My first trip on an airplane was when I was 14, from Boston to the west coast of Ireland, for what my younger siblings and I affectionately called “the cemetery tour.” It was much more than that, of course; our first time using a passport, our first time experiencing another country’s culture firsthand, and our first time trying to get sleepy sheep to move out of a snow-covered winding road so we could pass.
The trip was my family’s response to our oft-recounted Irish ancestry. We spent the week driving through small towns and trudging through cemeteries, looking for signs and details of our Irish forebears. My two sets of great-grandparents actually didn’t live that far from each other, but when we drove the route between the two towns, we understood why that steep journey would have kept their paths from crossing. They emigrated to the States, to Boston and Chicago, respectively, some by way of Newfoundland, and proceeded to find work in woolen mills (my grandfather still recounts hours spent there as a child, winding bobbins) and digging city subway tunnels.
Growing up, I can remember aunts telling nostalgia-drenched stories about picturesque Irish towns; each time we pulled Scrabble and Pictionary out of an inherited chest of drawers, we recalled that it had been shipped across the ocean from a town in County Kerry.
In fact, when I married my husband and moved to Dublin, where he was raised before moving to my hometown for college, my family seemed to deal with the distance between us with their typical Irish sentimentality. If I had to be so far away, at least I had come “home.”
Eight years later, my husband and I left that Irish home on a very special mission: We moved to Texas to start our family through adoption. Sadly, adoption in Ireland is functionally impossible — the vetting process alone takes three years before you can begin the international adoption process. Only 52 adoptions were processed in 2018, a large portion of which were relatives adopting family members.
Just five weeks after uprooting our life in Dublin and starting over in Houston, we received a call from our agency that there was a baby in the NICU downtown — our daughter! Six hours later, she joined our family forever. The first few months as a family of three were a blur of bottles and burp cloths, belated home preparations for a new baby and approximately a million grateful cuddles.
When the newborn haze started to lift, the enormity of the mystery of our daughter’s identity began to weigh heavily on us. We had been told that her birth mom was “of South American descent,” although we remember someone mentioning that our daughter might be Salvadoran. As we learned more from and about adoptees, we knew we wanted to be able to give her information about her heritage that would help inform her identify as she grew.
When our daughter was 8 months old, we left her with a babysitter and drove to an address we found in her discharge paperwork, hoping to find someone who knew her birth mother and could tell us even a few details about where she was from and what she was like. An hour later, I was stunned to find myself face to face with the same eyes that had been staring up at me from the nursery crib for the last eight months. We learned about her heritage (Mexican, not South American nor El Salvadoran), and gleaned subtle details about traits she inherited that we’ll be able to recount to our daughter in years to come.
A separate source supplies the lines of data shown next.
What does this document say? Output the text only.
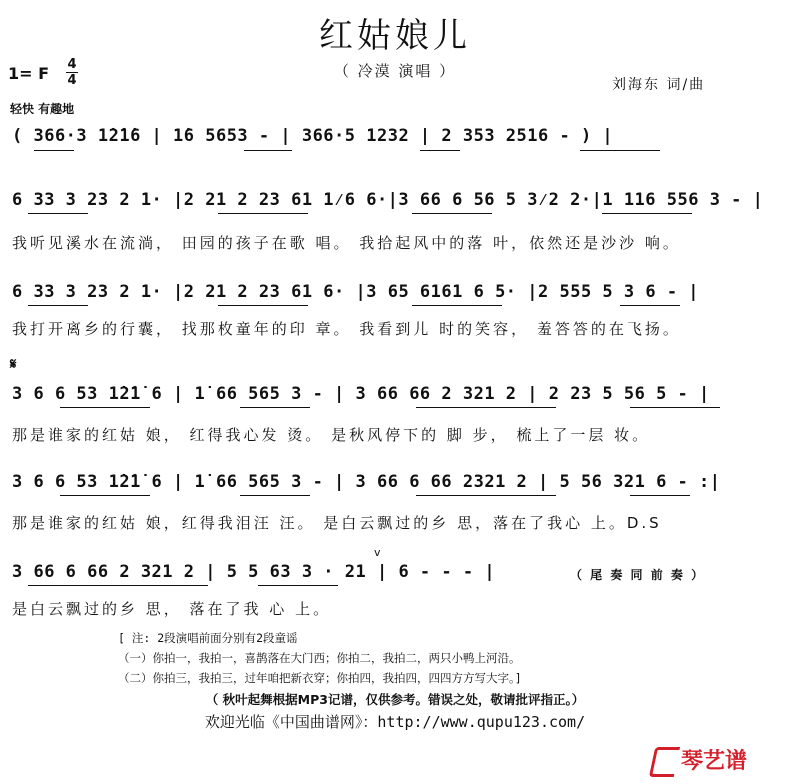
红姑娘儿
（ 冷漠 演唱 ）
1= F 4
4
轻快 有趣地
刘海东 词/曲
( 366·3 1̇2̇1̇6 | 1̇6 5653 - | 366·5 1232 | 2 353 2516 - ) |
6 33 3 23 2 1· |2 21 2 23 61 1⁄6 6·|3 66 6 56 5 3⁄2 2·|1 116 556 3 - |
我听见溪水在流淌， 田园的孩子在歌 唱。 我拾起风中的落 叶，依然还是沙沙 响。
6 33 3 23 2 1· |2 21 2 23 61 6· |3 65 6161 6 5· |2 555 5 3 6 - |
我打开离乡的行囊， 找那枚童年的印 章。 我看到儿 时的笑容， 羞答答的在飞扬。
𝄋
3 6 6 53 1̇2̇1̇ 6 | 1̇ 66 565 3 - | 3 66 66 2 321 2 | 2 23 5 56 5 - |
那是谁家的红姑 娘， 红得我心发 烫。 是秋风停下的 脚 步， 梳上了一层 妆。
3 6 6 53 1̇2̇1̇ 6 | 1̇ 66 565 3 - | 3 66 6 66 2321 2 | 5 56 321 6 - :|
那是谁家的红姑 娘，红得我泪汪 汪。 是白云飘过的乡 思，落在了我心 上。D.S
3 66 6 66 2 321 2 | 5 5 63 3 · 21 | 6 - - - |
v
（ 尾 奏 同 前 奏 ）
是白云飘过的乡 思， 落在了我 心 上。
[ 注: 2段演唱前面分别有2段童谣
（一）你拍一，我拍一，喜鹊落在大门西；你拍二，我拍二，两只小鸭上河沿。
（二）你拍三，我拍三，过年咱把新衣穿；你拍四，我拍四，四四方方写大字。]
（ 秋叶起舞根据MP3记谱，仅供参考。错误之处，敬请批评指正。）
欢迎光临《中国曲谱网》：http://www.qupu123.com/
琴艺谱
It was, in a word, monumental. And with that life-changing meeting, I realized what a gift I had been given to have always known about my own heritage and ancestry.
It was, in a word, monumental. And with that life-changing meeting, I realized what a gift I had been given to have always known about my own heritage and ancestry. What made me roll my eyes as a child as I tripped over centuries-old gravestones in a cold Irish cemetery was a tie to a community, an anchor of sorts to hold fast to as I began to build my own identity.
Twenty-two months after our daughter arrived, we welcomed our son. At 18 hours old, he was utterly perfect. And again, his heritage was a complete mystery. This time, however, a closed adoption means we have fewer avenues to search for information that will help us in informing his identity; we aren’t allowed to search for his birth mother until he turns 18. Instead, we will likely try DNA testing for all of us in the future to start to put together building blocks of his identity — and most likely find a few surprises in our own list of ancestors.
Our family is melded with a mixture of identities — we’ve expanded my singular Irish ancestry and now get to count ourselves American, African-American and Mexican, and probably many more nationalities and ethnicities that we’ll embrace as we discover them together. While we may never know the full scope of the histories of our children, we’ll honor those we do discover and lovingly add them to the list of cultures to learn about.
And one day, we might just get to take an epic family cemetery tour around the world.